The scientists on board made seven stops in in the Arctic ice, conducting “ice station works,” according to CGTN.

Speaking at a press conferance in Shanhai before departure, Chief scientists of the expedition team, Xu Ren, said the voyage would focus on a series of frontier scientific research on marine biology, meteorology, geology and chemistry, such as ocean acidification and plastic pollution in the sea, Xinhua News Agency reports.

Xue Long will now expected to sail northwest, to crush the ice through the Northwest Passage, in China’s first attempt to navigate a possible shipping route linking the Pacific and Atlantic Oceans through islands of the Canadian Arctic.

For China, there are three main objectives in the Arctic; research, natural resources and new trade routes.

Railway and port infrastructure were on Vice Premier Wang Yang’s agenda when participating at Russia’s Arctic Forum in Arkhangelsk in March.

While Russia’s Northern Sea Route, north of Siberia, is nearly ice-free this time of the year, the Northwest Passage has more ice and more multiple years ice making it harder to navigate.

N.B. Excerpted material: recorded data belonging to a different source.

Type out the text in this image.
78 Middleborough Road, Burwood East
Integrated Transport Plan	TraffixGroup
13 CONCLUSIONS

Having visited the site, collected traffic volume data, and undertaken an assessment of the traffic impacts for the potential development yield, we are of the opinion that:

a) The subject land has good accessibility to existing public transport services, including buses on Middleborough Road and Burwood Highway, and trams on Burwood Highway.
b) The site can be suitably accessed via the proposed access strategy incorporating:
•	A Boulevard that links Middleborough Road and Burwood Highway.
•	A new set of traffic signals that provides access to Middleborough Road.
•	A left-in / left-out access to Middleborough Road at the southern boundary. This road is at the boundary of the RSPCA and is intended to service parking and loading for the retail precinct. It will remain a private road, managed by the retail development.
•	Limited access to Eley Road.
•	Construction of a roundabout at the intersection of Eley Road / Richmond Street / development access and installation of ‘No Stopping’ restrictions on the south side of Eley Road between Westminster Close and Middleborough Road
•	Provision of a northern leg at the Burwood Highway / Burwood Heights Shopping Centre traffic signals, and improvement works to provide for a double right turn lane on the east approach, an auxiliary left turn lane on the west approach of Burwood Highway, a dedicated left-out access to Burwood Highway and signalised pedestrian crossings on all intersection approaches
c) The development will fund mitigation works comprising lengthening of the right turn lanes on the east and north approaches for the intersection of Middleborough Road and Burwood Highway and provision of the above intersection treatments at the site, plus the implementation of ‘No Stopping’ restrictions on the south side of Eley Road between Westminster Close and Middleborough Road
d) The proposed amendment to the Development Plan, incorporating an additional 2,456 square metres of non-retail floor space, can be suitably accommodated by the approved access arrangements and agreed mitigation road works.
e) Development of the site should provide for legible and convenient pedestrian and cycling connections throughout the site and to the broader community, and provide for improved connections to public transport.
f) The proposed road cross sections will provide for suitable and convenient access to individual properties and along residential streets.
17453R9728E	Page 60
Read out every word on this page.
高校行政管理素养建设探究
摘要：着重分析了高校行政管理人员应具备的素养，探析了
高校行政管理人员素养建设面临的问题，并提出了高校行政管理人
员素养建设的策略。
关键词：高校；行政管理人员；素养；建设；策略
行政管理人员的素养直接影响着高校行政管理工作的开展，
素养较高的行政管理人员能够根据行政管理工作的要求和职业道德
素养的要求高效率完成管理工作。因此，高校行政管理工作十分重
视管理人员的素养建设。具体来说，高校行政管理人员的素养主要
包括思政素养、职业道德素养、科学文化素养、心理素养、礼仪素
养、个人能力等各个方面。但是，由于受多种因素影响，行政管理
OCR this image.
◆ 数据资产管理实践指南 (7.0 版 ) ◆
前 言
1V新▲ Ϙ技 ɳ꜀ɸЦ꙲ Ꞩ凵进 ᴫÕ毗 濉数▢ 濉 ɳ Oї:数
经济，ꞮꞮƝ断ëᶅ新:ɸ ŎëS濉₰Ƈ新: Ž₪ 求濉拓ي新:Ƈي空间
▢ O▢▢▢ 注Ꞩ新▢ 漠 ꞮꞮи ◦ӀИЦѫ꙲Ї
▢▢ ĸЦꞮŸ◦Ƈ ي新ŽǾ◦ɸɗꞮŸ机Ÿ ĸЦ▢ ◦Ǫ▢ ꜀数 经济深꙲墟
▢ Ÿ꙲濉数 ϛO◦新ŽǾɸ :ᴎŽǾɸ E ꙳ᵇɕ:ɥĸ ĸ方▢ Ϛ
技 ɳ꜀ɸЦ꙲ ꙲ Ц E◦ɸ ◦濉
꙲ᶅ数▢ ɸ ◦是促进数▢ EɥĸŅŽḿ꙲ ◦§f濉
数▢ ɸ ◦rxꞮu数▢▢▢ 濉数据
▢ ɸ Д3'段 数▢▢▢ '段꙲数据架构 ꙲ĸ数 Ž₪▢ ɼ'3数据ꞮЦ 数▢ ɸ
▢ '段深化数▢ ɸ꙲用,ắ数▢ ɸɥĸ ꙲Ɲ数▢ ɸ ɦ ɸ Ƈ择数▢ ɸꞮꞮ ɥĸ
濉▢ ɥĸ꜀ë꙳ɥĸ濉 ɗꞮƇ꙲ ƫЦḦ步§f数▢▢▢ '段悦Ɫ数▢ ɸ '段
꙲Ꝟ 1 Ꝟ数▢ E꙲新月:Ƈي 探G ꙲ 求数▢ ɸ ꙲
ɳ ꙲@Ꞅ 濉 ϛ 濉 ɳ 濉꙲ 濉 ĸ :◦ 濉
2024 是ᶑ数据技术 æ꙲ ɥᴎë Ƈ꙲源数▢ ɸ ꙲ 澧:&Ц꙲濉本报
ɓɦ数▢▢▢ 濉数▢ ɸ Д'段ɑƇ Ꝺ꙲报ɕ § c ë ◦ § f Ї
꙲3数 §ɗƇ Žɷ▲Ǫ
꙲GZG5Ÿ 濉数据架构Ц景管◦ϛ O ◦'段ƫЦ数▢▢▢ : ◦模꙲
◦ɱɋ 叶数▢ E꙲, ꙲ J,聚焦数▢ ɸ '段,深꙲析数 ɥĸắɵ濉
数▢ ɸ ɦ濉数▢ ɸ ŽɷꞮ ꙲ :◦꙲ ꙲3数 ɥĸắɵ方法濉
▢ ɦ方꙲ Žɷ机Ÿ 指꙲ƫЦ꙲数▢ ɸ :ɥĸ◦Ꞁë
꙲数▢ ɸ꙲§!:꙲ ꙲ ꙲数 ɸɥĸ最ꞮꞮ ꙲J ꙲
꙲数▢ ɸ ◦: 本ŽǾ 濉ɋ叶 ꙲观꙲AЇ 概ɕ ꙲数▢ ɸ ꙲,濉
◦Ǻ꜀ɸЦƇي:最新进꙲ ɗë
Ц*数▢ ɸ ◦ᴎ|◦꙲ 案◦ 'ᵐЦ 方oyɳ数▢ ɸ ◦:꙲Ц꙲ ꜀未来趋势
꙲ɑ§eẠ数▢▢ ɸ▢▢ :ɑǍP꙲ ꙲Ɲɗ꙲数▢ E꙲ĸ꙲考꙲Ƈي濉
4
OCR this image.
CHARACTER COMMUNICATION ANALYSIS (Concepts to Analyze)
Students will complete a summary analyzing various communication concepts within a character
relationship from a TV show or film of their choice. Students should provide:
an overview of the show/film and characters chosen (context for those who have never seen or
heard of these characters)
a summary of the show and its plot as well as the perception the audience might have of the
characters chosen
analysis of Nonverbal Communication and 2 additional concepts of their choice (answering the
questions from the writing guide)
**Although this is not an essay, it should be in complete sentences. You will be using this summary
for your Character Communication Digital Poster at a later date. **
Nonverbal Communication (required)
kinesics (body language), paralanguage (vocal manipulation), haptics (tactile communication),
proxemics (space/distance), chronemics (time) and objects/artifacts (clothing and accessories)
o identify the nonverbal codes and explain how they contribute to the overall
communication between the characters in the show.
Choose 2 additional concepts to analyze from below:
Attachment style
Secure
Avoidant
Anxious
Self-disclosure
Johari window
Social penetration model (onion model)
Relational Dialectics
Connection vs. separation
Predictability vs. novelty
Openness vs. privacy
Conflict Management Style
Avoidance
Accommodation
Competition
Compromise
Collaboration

CGTN says the icebreaker will enter Canadian exclusive economic zone on August 29th.

Xue Long is China’s first icebreaker, built in Ukraine in 1993. On board, there are a data processing center, seven laboratories with a total area of 200 square meters. It has three smaller boats and a helicopter, according to the portal of the Chinese Arctic and Antarctic Administration.